# Budgie Cheating on his wife



## BSPE

One of my budgies cheated on his wife with another female budgie should I be worried or is it normal?


----------



## Cody

Budgies are not monogamous, but you should be doing everything you can to discourage breeding.


----------



## BSPE

Yeah I'm going to try to separate the females from the males I'm gonna buy a new cage soon

But I wanted to ask can Cockatiels become friends with budgies?


----------



## srirachaseahawk

BSPE said:


> But I wanted to ask can Cockatiels become friends with budgies?


They "can", but this is up to the birds. 
You want to safely introduce them in a neutral space and *never *house them together.


----------



## BSPE

They both have different cages


----------



## FaeryBee

*It is VERY important that you take ALL the steps necessary to prevent breeding.

A Heartfelt Plea to All Members
Tips For Discouraging Breeding*
*Before You Ever Consider Breeding Your Budgies
Guidance for Breeding Advice Threads*

*How many female budgies do you have and how many males?*

*It is also very important that you ensure you have the correct size cages for the number of birds to be housed in each.*


----------



## BSPE

I have 2 females and 1 male budgie









The females are in a cage like this one and the male has another cage big enough for multiple budgies


----------



## FaeryBee

*If you are housing your females budgie separately from your male budgie, then I do not understand the purpose of this thread.
What do you mean the male "cheated" on his wife? Are you allowing the birds to mate outside the cage? You must prevent that.
If the only way you can do this is by giving the females separate out-of-cage time from the male, then you need to do so.*


----------



## BSPE

FaeryBee said:


> *If you are housing your females budgie separately from your male budgie, then I do not understand the purpose of this thread.
> What do you mean the male "cheated" on his wife? Are you allowing the birds to mate outside the cage?

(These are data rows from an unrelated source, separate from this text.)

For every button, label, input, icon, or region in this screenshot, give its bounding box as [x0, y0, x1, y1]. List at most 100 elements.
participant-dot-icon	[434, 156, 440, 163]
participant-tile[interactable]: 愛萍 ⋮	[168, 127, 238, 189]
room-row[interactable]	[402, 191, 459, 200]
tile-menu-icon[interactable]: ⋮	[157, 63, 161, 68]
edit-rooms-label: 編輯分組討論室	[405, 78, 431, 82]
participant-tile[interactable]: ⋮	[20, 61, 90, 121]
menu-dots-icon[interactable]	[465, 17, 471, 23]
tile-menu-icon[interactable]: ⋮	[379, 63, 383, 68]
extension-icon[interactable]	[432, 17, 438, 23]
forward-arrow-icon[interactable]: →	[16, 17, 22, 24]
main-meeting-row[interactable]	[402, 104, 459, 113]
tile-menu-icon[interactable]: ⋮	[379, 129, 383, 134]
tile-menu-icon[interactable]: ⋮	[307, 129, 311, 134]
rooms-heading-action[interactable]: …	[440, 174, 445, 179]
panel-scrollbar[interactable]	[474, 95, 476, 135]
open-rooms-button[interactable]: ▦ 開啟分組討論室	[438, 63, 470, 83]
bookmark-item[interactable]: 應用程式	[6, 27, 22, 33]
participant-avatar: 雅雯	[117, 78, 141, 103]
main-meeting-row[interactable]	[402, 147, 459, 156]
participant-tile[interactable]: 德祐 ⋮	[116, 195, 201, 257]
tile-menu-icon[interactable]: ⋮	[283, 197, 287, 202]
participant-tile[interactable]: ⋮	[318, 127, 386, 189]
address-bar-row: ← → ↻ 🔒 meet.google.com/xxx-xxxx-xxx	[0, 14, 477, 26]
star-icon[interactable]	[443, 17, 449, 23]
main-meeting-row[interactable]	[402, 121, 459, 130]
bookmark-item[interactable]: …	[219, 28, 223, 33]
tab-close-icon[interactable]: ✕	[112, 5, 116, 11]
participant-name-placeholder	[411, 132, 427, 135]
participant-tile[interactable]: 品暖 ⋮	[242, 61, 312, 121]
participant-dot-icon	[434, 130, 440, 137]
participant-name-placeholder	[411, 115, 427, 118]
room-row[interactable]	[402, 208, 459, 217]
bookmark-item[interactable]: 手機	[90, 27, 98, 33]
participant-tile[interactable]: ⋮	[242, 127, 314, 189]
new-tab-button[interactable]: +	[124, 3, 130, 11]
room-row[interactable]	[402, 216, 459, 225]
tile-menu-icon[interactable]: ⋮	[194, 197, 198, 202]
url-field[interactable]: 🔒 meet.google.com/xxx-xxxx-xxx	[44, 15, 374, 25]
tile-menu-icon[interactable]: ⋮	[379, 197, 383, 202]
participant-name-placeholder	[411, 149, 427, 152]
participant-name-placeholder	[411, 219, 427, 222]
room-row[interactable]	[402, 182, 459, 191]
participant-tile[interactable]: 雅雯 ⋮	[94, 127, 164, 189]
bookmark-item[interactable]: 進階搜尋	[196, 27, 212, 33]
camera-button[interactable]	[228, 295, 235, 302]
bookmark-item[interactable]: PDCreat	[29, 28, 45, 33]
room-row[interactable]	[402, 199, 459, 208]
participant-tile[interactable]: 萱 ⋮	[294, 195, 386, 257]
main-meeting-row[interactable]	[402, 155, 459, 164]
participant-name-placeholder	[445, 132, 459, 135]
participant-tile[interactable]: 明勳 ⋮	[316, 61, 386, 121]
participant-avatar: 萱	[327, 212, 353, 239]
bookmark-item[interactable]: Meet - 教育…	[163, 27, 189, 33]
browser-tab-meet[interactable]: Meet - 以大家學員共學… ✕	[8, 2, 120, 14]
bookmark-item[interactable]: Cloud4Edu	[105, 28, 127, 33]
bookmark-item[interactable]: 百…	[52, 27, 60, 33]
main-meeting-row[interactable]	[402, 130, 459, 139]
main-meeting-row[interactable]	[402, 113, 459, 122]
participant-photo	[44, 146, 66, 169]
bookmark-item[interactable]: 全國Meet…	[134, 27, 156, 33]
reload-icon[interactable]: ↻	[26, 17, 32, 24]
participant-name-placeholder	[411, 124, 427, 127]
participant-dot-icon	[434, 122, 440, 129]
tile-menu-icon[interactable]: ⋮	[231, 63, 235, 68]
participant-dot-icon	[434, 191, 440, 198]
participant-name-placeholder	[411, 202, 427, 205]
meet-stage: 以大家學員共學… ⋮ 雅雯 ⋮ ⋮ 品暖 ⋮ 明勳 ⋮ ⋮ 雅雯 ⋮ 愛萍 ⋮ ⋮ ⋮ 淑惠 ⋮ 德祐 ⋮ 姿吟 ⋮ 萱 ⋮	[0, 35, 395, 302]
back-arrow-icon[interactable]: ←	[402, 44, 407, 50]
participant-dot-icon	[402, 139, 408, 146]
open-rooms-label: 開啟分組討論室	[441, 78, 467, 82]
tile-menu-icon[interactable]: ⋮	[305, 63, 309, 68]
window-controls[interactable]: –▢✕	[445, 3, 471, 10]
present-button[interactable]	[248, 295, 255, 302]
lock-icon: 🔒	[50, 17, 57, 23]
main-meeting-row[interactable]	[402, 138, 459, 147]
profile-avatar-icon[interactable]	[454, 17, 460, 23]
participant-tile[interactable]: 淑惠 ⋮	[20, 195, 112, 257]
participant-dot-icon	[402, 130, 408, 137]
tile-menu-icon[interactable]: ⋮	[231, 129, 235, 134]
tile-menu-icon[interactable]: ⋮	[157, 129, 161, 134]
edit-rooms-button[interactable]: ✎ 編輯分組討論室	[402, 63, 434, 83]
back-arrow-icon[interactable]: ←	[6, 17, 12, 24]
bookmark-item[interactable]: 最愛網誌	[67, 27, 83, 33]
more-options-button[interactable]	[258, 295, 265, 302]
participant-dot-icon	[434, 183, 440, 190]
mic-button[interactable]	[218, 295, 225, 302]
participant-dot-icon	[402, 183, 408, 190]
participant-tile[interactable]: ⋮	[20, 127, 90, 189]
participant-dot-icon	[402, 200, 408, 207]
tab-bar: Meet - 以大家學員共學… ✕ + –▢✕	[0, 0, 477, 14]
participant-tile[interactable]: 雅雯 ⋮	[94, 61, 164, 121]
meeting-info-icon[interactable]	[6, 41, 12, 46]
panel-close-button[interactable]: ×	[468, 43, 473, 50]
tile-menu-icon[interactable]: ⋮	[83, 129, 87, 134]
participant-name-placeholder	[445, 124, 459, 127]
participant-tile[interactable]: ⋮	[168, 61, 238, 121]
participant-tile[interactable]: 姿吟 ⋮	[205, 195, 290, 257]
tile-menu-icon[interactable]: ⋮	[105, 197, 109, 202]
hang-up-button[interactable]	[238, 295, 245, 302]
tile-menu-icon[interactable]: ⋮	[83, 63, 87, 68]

You must prevent that.
> If the only way you can do this is by giving the females separate out-of-cage time from the male, then you need to do so.*


Well before I separated I kept the males with the females


----------



## BSPE

BSPE said:


> Well before I separated I kept the males with the females


But it caused so problems since the male cheated and the female got angry and tried to beat the other female


----------



## FaeryBee

*Keep the budgies separated by gender to prevent all breeding.

I'm closing this thread.*


----------